Most importantly, López added, the increased brown adipose tissue thermogenesis triggered by the EV-treatment didn’t lead to any adverse cardiovascular side effects. Prior efforts to stimulate thermogenesis for weight loss were plagued by patients experiencing increased blood pressures and heart rates.
Christopher Madden, a neuroscientist and metabolism researcher at Oregon Health and Science University who was not involved in the study but who co-authored an accompanying editorial on the paper, was surprised that the researchers did not see any evidence of increased heart rates due to the increased thermogenesis (5).
“When brown adipose tissue is activated, it creates heat,” said Madden. “That heat is then distributed through the rest of the body through the blood supply… so, in order to maintain blood pressure, cardiac output has to go up.” It’s possible that with their method, the researchers are activating a separate pathway that induces thermogenesis without affecting blood pressure, Madden added, but further experiments to clarify the mechanism underlying this finding are needed.
Madden is also curious about how the researchers’ EV treatment might affect the other processes that SF1 neurons regulate, such as aggression and fear behaviors, reproduction, and glucose homeostasis.

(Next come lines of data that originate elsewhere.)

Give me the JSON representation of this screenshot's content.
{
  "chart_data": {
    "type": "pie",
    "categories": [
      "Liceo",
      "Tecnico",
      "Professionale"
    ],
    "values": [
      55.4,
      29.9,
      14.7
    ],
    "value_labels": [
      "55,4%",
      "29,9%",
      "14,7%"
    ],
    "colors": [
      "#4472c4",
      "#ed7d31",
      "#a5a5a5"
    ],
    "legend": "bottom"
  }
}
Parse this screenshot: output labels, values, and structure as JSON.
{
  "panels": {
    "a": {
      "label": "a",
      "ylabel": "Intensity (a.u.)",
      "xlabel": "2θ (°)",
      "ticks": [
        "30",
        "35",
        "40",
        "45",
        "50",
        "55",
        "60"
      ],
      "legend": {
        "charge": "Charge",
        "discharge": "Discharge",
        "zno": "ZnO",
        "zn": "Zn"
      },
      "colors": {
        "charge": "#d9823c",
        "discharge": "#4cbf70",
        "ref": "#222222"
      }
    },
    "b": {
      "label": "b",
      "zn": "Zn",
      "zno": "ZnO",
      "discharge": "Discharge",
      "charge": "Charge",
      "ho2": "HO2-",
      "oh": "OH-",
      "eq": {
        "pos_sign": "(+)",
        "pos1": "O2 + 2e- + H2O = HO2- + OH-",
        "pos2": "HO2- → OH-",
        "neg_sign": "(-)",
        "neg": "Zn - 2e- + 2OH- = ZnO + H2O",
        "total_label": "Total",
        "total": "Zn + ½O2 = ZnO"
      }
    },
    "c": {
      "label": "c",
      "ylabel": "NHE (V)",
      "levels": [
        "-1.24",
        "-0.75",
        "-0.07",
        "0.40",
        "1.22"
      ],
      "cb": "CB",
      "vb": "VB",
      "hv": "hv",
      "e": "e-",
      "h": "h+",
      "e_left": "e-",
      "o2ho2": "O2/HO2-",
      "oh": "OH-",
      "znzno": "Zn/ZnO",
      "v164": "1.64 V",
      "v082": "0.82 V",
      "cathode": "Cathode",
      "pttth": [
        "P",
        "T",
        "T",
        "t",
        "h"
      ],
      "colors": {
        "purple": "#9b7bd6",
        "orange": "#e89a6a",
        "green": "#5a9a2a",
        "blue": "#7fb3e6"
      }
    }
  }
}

“The significance of this paper is really the new strategy to selectively target these SF positive neurons in the hypothalamus using the new extracellular vesicles, and then activate sympathetic nerves,” said Kajimura, who was also not involved in the study. From a “drug delivery perspective, I think that's a very fascinating technology,” he added.
Madden agreed with Kajimura on the drug-delivery potential of the researchers’ EV treatment. “It could have a large impact on the greater neuroscience field,” Madden said. “It could serve to draw attention to this as a delivery vehicle to get therapeutics that require access to the central nervous system.”
López and Andriantsitohaina are already focusing their EV technology on other targets and continue to study their EVs in the context of AMPK and obesity. They plan to formulate their EVs for intranasal administration, which would make a potential obesity treatment easier for patients.
“It will be absolutely great if we can contribute to a cure and treat obesity or any other disease that can be applied to the use of this strategy,” said López. “The method opens also the door to treat any other brain diseases that are complicated to treat.”
- Milbank, E. et al. Small extracellular vesicle-mediated targeting of hypothalamic AMPKα1 corrects obesity through BAT activation. Nat Metab 3, 1415–1431 (2021).
- Leitner, B.P. et al. Mapping of human brown adipose tissue in lean and obese young men. Proc Nat Acad Sci USA 114, 8649-8654 (2017).
- López, M. et al. Hypothalamic AMPK and fatty acid metabolism mediate thyroid regulation of energy balance. Nat Med 16, 1001-1008 (2010).
- Seoane-Collazo, P. et al. SF1-Specific AMPKα1 Deletion Protects Against Diet-Induced Obesity. Diabetes 67, 2213-2226 (2018).
- Mota, C.M.D., Madden, C.J. A blood-to-brain delivery system to treat obesity. Nat Metab 3, 1288-1289 (2021).